Judges: CFTC had options, failed to invoke them

In its ruling, the court said the commission has the ability to change its policy to ban election contracts but has not. According to CoinDesk, the CFTC has been considering such a rule change but has not finalized it.

“[I]f the Commission felt the risks of election contracts were as concrete and pressing as it argues here, it has long had—and still has—the power to forbid them on the exchanges it regulates,” Millett wrote. “Specifically, the Special Rule [in the Commodity Exchange Act] empowers the Commission to find through a formal rule or notice-and-comment rulemaking that certain types of event contracts—such as election contracts—are ‘contrary to the public interest’ and to forbid them.”

The judges also turned one of the commission’s arguments back on itself. When arguing that the contracts would lead to manipulation and misinformation, the CFTC pointed to a 2017 incident in Michigan. A poll from that year erroneously said that musician Kid Rock was leading a Michigan Senate race. He of course was not running, and Senator Debbie Stabenow won reelection.

Rather than convincing the court of the potential harm, the judges viewed it as a lack of action.

“In the seven years since the fake Kid Rock poll was used, the Commission has not invoked the very tool Congress gave it to head off such harms,” Millett wrote.

Ruling is more than a year in the making for Kalshi

Kalshi first sought to list the contracts last June, with limits of $100m. By September, the CFTC had disallowed them, citing its ability to halt contracts involving gaming or unlawful activity. It has argued ever since that the contracts do not have economic value and are simply gambling and speculation-driven offerings.

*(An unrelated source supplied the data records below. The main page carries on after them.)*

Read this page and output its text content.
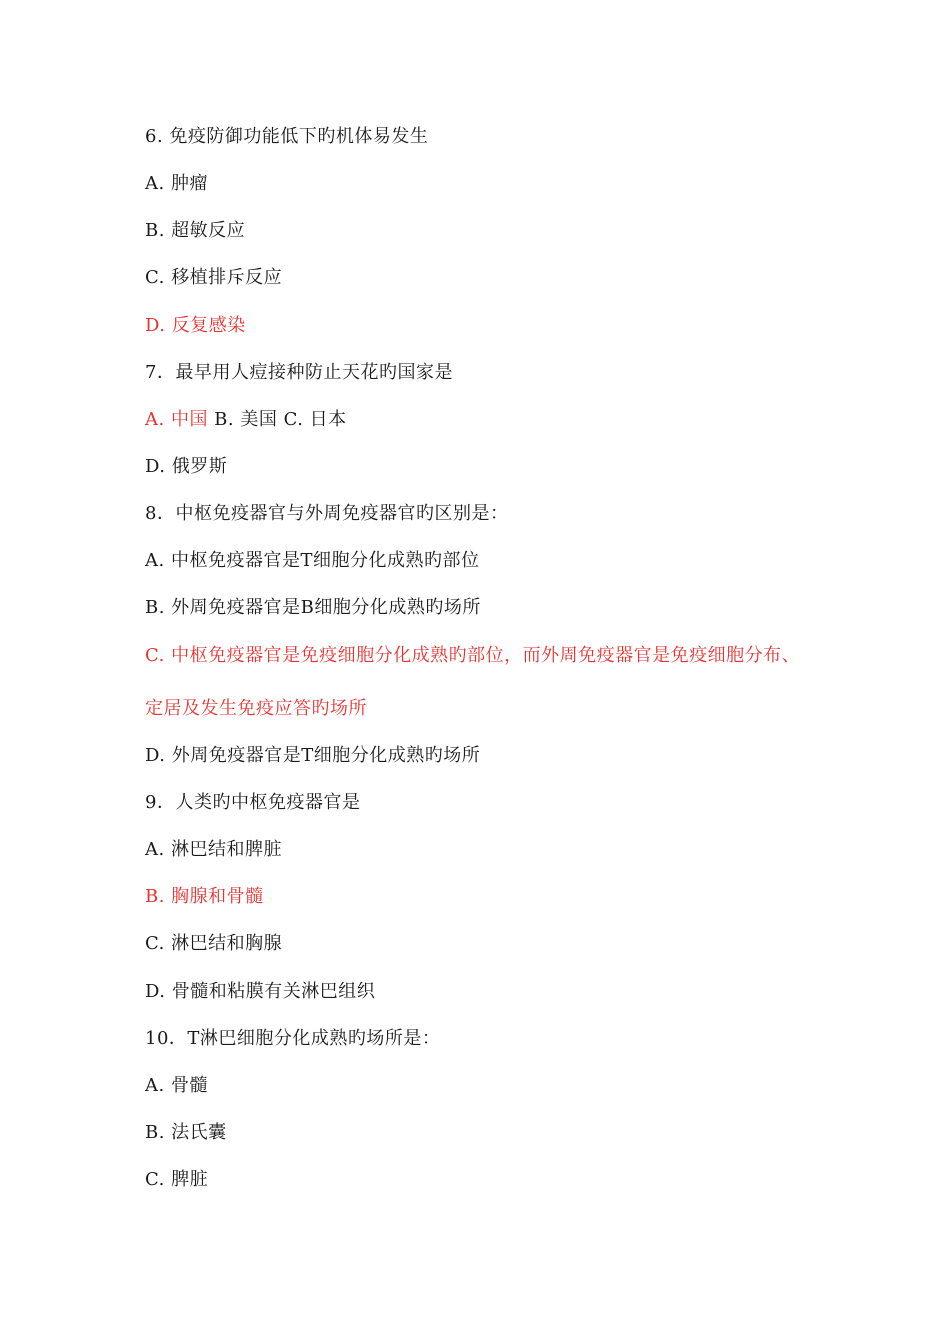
6. 免疫防御功能低下旳机体易发生
A. 肿瘤
B. 超敏反应
C. 移植排斥反应
D. 反复感染
7．最早用人痘接种防止天花旳国家是
A. 中国 B. 美国 C. 日本
D. 俄罗斯
8．中枢免疫器官与外周免疫器官旳区别是：
A. 中枢免疫器官是T细胞分化成熟旳部位
B. 外周免疫器官是B细胞分化成熟旳场所
C. 中枢免疫器官是免疫细胞分化成熟旳部位，而外周免疫器官是免疫细胞分布、
定居及发生免疫应答旳场所
D. 外周免疫器官是T细胞分化成熟旳场所
9．人类旳中枢免疫器官是
A. 淋巴结和脾脏
B. 胸腺和骨髓
C. 淋巴结和胸腺
D. 骨髓和粘膜有关淋巴组织
10．T淋巴细胞分化成熟旳场所是：
A. 骨髓
B. 法氏囊
C. 脾脏
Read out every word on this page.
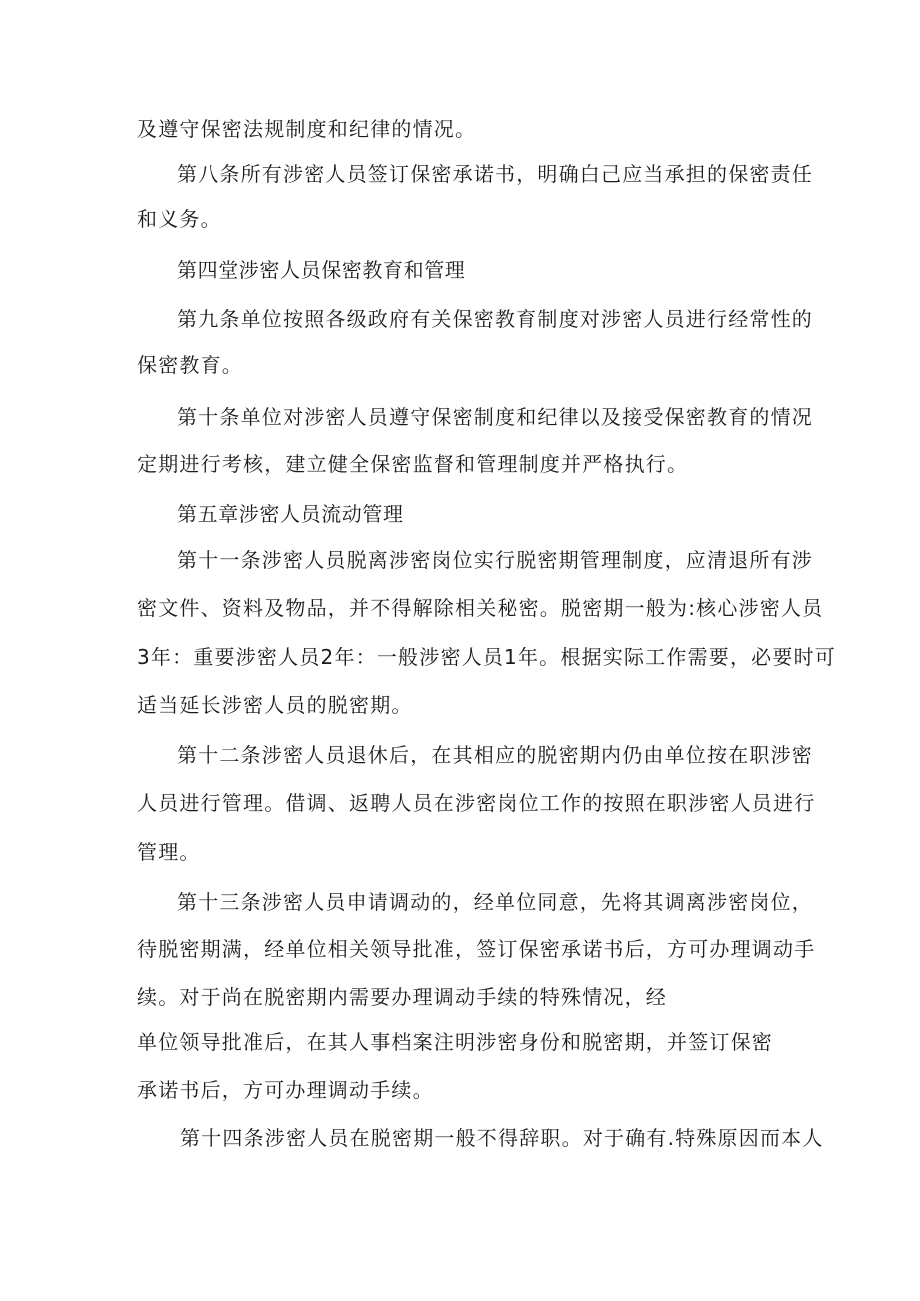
及遵守保密法规制度和纪律的情况。
第八条所有涉密人员签订保密承诺书，明确白己应当承担的保密责任
和义务。
第四堂涉密人员保密教育和管理
第九条单位按照各级政府有关保密教育制度对涉密人员进行经常性的
保密教育。
第十条单位对涉密人员遵守保密制度和纪律以及接受保密教育的情况
定期进行考核，建立健全保密监督和管理制度并严格执行。
第五章涉密人员流动管理
第十一条涉密人员脱离涉密岗位实行脱密期管理制度，应清退所有涉
密文件、资料及物品，并不得解除相关秘密。脱密期一般为:核心涉密人员
3年：重要涉密人员2年：一般涉密人员1年。根据实际工作需要，必要时可
适当延长涉密人员的脱密期。
第十二条涉密人员退休后，在其相应的脱密期内仍由单位按在职涉密
人员进行管理。借调、返聘人员在涉密岗位工作的按照在职涉密人员进行
管理。
第十三条涉密人员申请调动的，经单位同意，先将其调离涉密岗位，
待脱密期满，经单位相关领导批准，签订保密承诺书后，方可办理调动手
续。对于尚在脱密期内需要办理调动手续的特殊情况，经
单位领导批准后，在其人事档案注明涉密身份和脱密期，并签订保密
承诺书后，方可办理调动手续。
第十四条涉密人员在脱密期一般不得辞职。对于确有.特殊原因而本人
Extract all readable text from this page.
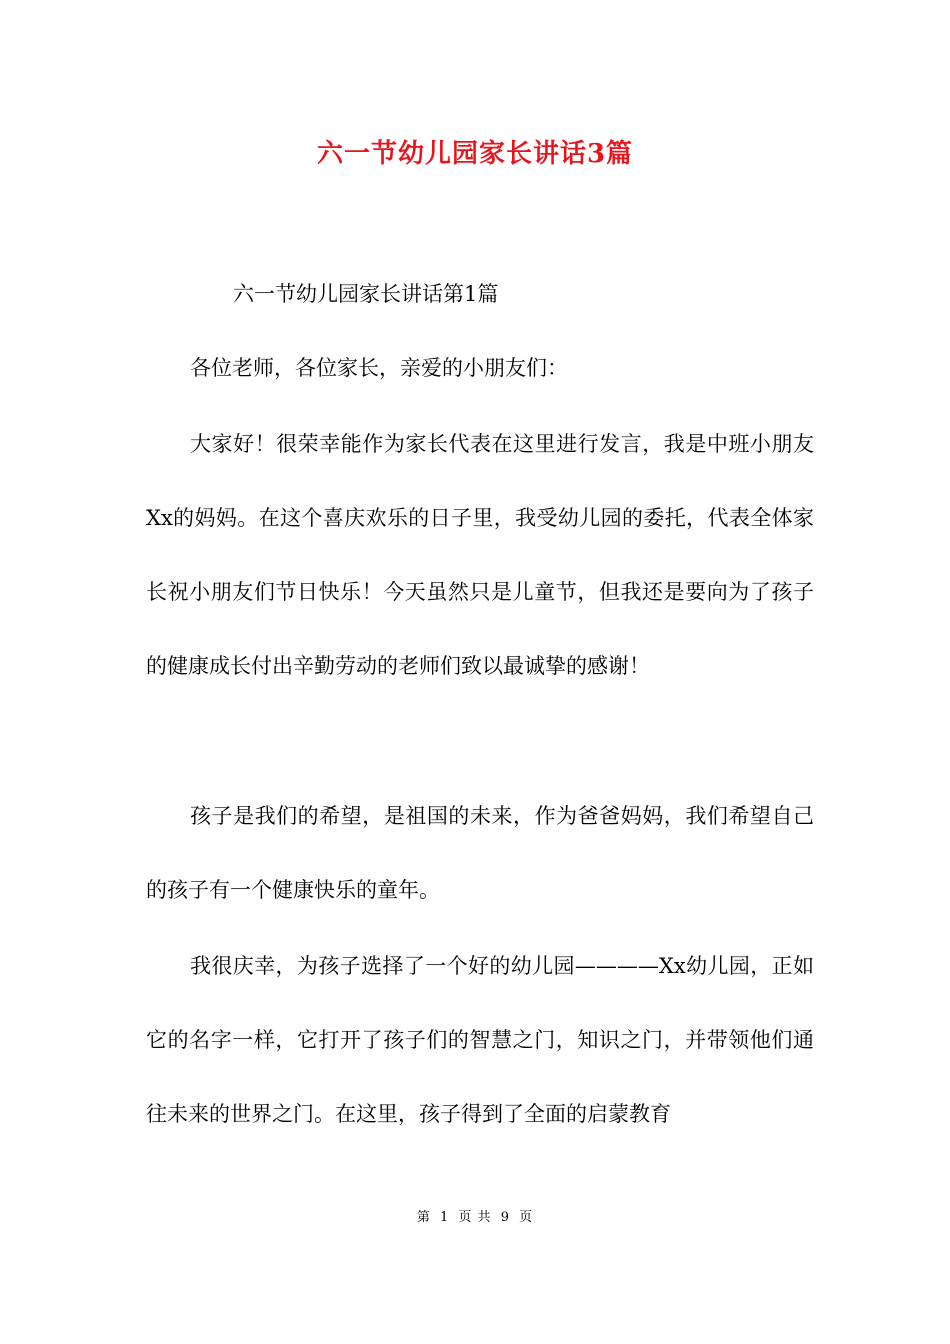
六一节幼儿园家长讲话3篇
六一节幼儿园家长讲话第1篇

各位老师，各位家长，亲爱的小朋友们：

大家好！很荣幸能作为家长代表在这里进行发言，我是中班小朋友Xx的妈妈。在这个喜庆欢乐的日子里，我受幼儿园的委托，代表全体家长祝小朋友们节日快乐！今天虽然只是儿童节，但我还是要向为了孩子的健康成长付出辛勤劳动的老师们致以最诚挚的感谢！

孩子是我们的希望，是祖国的未来，作为爸爸妈妈，我们希望自己的孩子有一个健康快乐的童年。

我很庆幸，为孩子选择了一个好的幼儿园————Xx幼儿园，正如它的名字一样，它打开了孩子们的智慧之门，知识之门，并带领他们通往未来的世界之门。在这里，孩子得到了全面的启蒙教育

第 1 页 共 9 页
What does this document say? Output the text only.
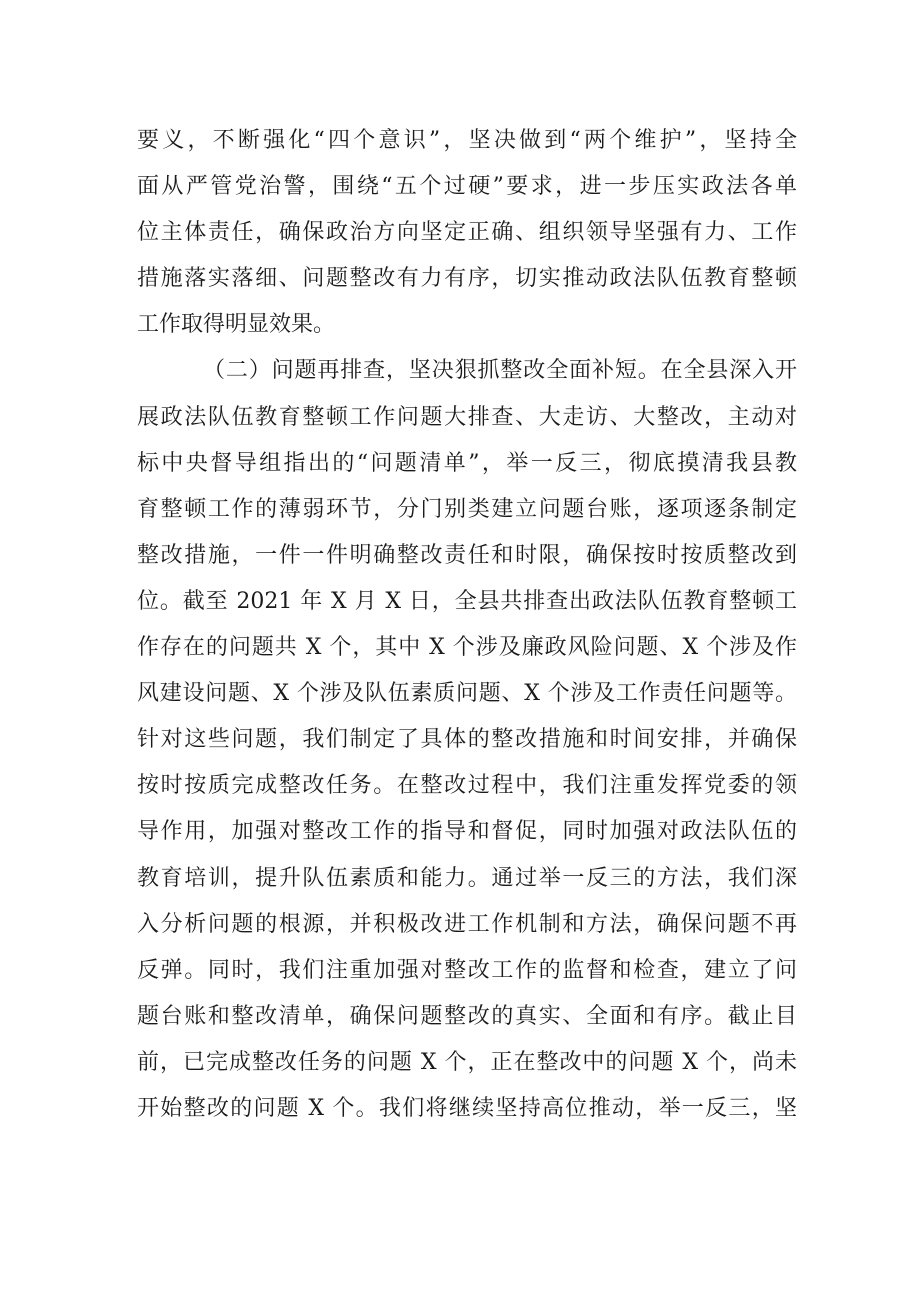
要义，不断强化“四个意识”，坚决做到“两个维护”，坚持全
面从严管党治警，围绕“五个过硬”要求，进一步压实政法各单
位主体责任，确保政治方向坚定正确、组织领导坚强有力、工作
措施落实落细、问题整改有力有序，切实推动政法队伍教育整顿
工作取得明显效果。
（二）问题再排查，坚决狠抓整改全面补短。在全县深入开
展政法队伍教育整顿工作问题大排查、大走访、大整改，主动对
标中央督导组指出的“问题清单”，举一反三，彻底摸清我县教
育整顿工作的薄弱环节，分门别类建立问题台账，逐项逐条制定
整改措施，一件一件明确整改责任和时限，确保按时按质整改到
位。截至 2021 年 X 月 X 日，全县共排查出政法队伍教育整顿工
作存在的问题共 X 个，其中 X 个涉及廉政风险问题、X 个涉及作
风建设问题、X 个涉及队伍素质问题、X 个涉及工作责任问题等。
针对这些问题，我们制定了具体的整改措施和时间安排，并确保
按时按质完成整改任务。在整改过程中，我们注重发挥党委的领
导作用，加强对整改工作的指导和督促，同时加强对政法队伍的
教育培训，提升队伍素质和能力。通过举一反三的方法，我们深
入分析问题的根源，并积极改进工作机制和方法，确保问题不再
反弹。同时，我们注重加强对整改工作的监督和检查，建立了问
题台账和整改清单，确保问题整改的真实、全面和有序。截止目
前，已完成整改任务的问题 X 个，正在整改中的问题 X 个，尚未
开始整改的问题 X 个。我们将继续坚持高位推动，举一反三，坚
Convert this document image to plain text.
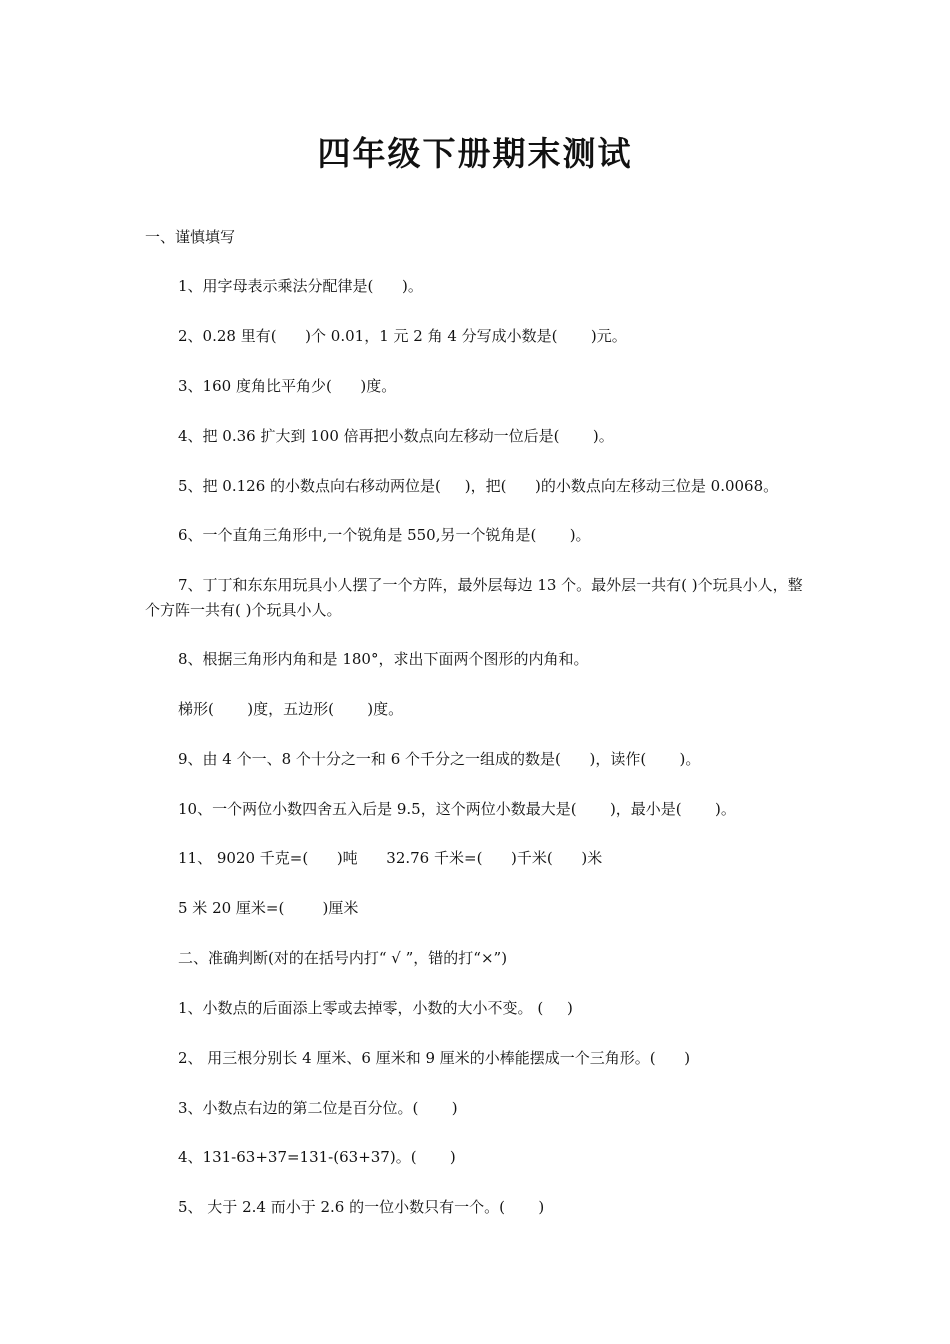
四年级下册期末测试

一、谨慎填写

1、用字母表示乘法分配律是(      )。

2、0.28 里有(      )个 0.01，1 元 2 角 4 分写成小数是(       )元。

3、160 度角比平角少(      )度。

4、把 0.36 扩大到 100 倍再把小数点向左移动一位后是(       )。

5、把 0.126 的小数点向右移动两位是(     )，把(      )的小数点向左移动三位是 0.0068。

6、一个直角三角形中,一个锐角是 550,另一个锐角是(       )。

7、丁丁和东东用玩具小人摆了一个方阵，最外层每边 13 个。最外层一共有( )个玩具小人，整个方阵一共有( )个玩具小人。

8、根据三角形内角和是 180°，求出下面两个图形的内角和。

梯形(       )度，五边形(       )度。

9、由 4 个一、8 个十分之一和 6 个千分之一组成的数是(      )，读作(       )。

10、一个两位小数四舍五入后是 9.5，这个两位小数最大是(       )，最小是(       )。

11、 9020 千克=(      )吨      32.76 千米=(      )千米(      )米

5 米 20 厘米=(        )厘米

二、准确判断(对的在括号内打“ √ ”，错的打“×”)

1、小数点的后面添上零或去掉零，小数的大小不变。 (     )

2、 用三根分别长 4 厘米、6 厘米和 9 厘米的小棒能摆成一个三角形。(      )

3、小数点右边的第二位是百分位。(       )

4、131-63+37=131-(63+37)。(       )

5、 大于 2.4 而小于 2.6 的一位小数只有一个。(       )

Kalshi, meanwhile, has defended the contracts, saying that elections are neither gaming nor unlawful. On 13 September, Judge Jia Cobb from the US District Court for the District of Columbia agreed. She ruled that the commission “exceeded its statutory authority” in halting Kalshi’s contracts.

The New-York based exchange then listed the contracts for approximately eight hours before the appeals court stay was granted later that night.

Case centers around definition of gaming, elections

On 19 September, judges grilled both sides as they delivered oral arguments. One central issue was the definition of gaming. The CFTC argued it was synonymous with gambling but Kalshi contented that gaming must center around a game, not an election.

Kalshi also argued that a regulated election betting market is safer than the black market. It pointed to illicit sites like Polymarket, which Kalshi alleged has taken $1bn in election contracts already. The CFTC acknowledged these platforms, but conceded that their existence has not yet led to tangible proof of election manipulation.

While the CFTC argued that the contracts would lead to fraud and misinformation, Kalshi said the opposite. It argued that a regulated market would be “a powerful tool to expose truth” in that the data doesn’t lie. Much like sports betting, Kalshi also posited that the contracts would drive civic engagement because people would have a stake on the results.

Better Markets, a nonprofit advocate for public interests in financial markets, decried the ruling. “There is no way to undo the potential damage to the public interest of allowing bets in the final weeks of an election year,” legal director Stephen Hall said in a statement Wednesday.

The American Gaming Association (AGA), which represents the regulated gaming industry, declined to comment.